В страшном недоумении взглянув на Чонгука, Юнги приоткрыл рот для вопроса, но его заклеили скотчем, и вздох растворился в лёгких. Чонгук ушёл и через какое-то время вернулся, чтобы разлить бензин и покончить с этим раз и навсегда. Демонстративно вытряхнув остатки из канистры на Юнги, он отбросил её и оскалился.
— Рад был повидаться лично, святой отец. Круто было ебать Тэхёна, правда?
И казалось, что это единственное, за что он должен был поплатиться. Юнги понял. Чонгук уже потопил Стидду, он разрыл их вдоль и поперёк и разбирался с помехами по отдельности. Он изначально собирался с ними покончить и вёл к обрыву, как гамельнский крысолов.
Продолжая ухмыляться, Чонгук пнул один из мешков и, освобождая завязанной жертве руки, положил пачку сигарет перед бывшим собратом.
— Синьор Мотизи, вы вроде бы просили закурить.
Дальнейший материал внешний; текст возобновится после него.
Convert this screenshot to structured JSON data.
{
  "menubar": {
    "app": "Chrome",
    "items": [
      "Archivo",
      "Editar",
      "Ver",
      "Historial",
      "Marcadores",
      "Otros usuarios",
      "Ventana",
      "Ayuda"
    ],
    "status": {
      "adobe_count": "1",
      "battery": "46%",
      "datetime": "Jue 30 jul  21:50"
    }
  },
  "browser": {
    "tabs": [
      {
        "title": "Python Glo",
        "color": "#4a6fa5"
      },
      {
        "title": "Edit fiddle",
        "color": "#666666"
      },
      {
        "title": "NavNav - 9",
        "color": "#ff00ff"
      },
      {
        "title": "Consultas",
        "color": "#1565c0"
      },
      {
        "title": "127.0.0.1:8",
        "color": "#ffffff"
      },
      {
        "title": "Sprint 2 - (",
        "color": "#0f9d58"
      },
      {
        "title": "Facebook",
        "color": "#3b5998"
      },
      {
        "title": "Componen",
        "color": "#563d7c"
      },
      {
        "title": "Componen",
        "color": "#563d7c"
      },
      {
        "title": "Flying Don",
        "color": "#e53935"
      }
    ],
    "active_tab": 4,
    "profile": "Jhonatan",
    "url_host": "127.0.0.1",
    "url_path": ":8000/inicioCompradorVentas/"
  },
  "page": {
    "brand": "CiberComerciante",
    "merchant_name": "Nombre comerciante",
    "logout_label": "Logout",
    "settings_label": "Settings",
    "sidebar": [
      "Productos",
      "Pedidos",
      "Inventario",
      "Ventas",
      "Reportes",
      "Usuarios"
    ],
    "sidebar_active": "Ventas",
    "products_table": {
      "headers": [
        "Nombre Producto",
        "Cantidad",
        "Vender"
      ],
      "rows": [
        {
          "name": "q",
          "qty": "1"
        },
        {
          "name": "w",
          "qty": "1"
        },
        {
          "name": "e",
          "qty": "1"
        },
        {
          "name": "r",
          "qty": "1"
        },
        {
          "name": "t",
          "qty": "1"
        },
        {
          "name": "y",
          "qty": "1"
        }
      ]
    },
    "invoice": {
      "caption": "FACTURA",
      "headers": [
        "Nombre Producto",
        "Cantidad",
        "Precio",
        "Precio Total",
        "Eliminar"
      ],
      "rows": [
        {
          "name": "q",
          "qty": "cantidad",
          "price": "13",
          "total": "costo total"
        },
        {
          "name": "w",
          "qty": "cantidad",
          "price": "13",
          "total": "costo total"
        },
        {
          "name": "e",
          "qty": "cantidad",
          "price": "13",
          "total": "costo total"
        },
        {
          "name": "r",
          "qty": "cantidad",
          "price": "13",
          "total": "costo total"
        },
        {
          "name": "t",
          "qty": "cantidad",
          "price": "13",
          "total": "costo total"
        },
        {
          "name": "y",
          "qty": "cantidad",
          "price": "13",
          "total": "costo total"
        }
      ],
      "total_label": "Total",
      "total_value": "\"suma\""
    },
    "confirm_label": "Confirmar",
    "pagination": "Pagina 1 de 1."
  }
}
Любезно разрешаю. И не благодари.
Луиджи?! Вытаращившись на него, Юнги на мгновение забыл о ране. Если настоящий здесь, то в Палермо уже человек Чонгука.
Луиджи, будучи не при своих, лихорадочно тянулся к пачке, разбрызгивая слюну. Одна искра - и им конец. Похлопав товарища по плечу, Чонгук язвительно пожелал им доброй ночи. Юнги, вцепившись в сознание, продолжал стирать узел верёвки об обнаруженный в отсутствие Чонгука штырь за спиной. Отдавать богу душу он совершенно точно не планировал.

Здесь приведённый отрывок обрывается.